Even more so, I'm so disgusted over the Republican sideshow over the prisoner-of-war swap that freed Sgt. Bowe Bergdahl from Taliban captivity that I just didn't want to read or hear gasbags gushing over the glories of the D-Day landing. Digby says what needed to be said about the Bergdahl hate propaganda in Everybody look what's goin' down Hullabaloo 06/08/2014.
But I did pay attention to this article from the BBC History Magazine, D-Day: the successes and failures in focus 06/05/2014, an interview with historian Antony Beevor. It points to a problem in the D-Day operation that the United States hasn't adequately come to grips with yet, the callousness and carelessness toward civilian casualties:
Q: Could the Allies have reasonably reduced the high number of civilian deaths?Tags: d-day, war
A: Yes I’m afraid I think they could. The British bombing of Caen [beginning on D-Day] in particular was stupid, counterproductive and above all very close to a war crime.

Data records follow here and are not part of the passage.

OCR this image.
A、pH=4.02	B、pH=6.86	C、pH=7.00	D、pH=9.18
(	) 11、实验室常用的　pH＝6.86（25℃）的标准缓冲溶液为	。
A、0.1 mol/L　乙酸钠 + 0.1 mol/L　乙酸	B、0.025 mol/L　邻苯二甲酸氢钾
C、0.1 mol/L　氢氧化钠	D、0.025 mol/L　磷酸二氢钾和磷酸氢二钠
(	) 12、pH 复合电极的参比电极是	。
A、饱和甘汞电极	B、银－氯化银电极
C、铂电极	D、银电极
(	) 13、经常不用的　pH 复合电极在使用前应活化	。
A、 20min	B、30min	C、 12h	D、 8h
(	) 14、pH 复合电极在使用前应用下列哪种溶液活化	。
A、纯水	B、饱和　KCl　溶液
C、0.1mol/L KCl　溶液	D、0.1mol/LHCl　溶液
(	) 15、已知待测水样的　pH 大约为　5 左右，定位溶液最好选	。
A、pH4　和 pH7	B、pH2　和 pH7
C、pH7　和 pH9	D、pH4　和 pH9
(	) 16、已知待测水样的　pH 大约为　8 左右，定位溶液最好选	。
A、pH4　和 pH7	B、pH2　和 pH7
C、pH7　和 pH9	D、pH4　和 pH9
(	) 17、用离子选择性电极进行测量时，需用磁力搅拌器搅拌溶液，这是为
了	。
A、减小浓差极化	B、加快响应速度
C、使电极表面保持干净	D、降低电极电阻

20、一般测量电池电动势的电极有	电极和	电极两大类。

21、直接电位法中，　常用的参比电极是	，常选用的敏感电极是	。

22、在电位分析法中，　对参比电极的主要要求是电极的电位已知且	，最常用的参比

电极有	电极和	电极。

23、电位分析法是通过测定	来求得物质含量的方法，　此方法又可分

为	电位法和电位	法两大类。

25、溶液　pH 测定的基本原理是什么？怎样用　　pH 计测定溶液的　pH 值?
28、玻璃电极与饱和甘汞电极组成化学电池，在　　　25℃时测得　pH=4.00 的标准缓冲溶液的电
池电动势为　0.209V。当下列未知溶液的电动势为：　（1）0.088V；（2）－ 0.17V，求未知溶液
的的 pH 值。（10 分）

There was an assumption I think that Caen must have been evacuated beforehand. Well that was wishful thinking on the part of the British. There were over 2,000 casualties there on the first two days and in a way it was miraculous that more people weren't killed in Caen when you think of the bombing, and the shelling which carried on for days afterwards.
Here again there was a lack of thinking things through. If you are intending to capture Caen on the first day then you need to be able to penetrate its streets with your troops. Why then smash them to pieces? In fact, exactly as happened at Stalingrad, the bombing created terrain for the defender as well as being morally wrong.
There have also been heavy accusations against the Americans in Normandy for their indiscriminate use of artillery. The Americans have always believed that you save lives by using massive artillery bombardments beforehand, and I’m certainly not saying they should have done the whole thing without artillery because Allied casualties would have been horrific.
Yet there were occasions, as for example at Mortain [on 12 August], where the Americans destroyed the town in a fit of pique even as the Germans were retreating, simply because they had had such a bloody time there. That I think was deeply shocking.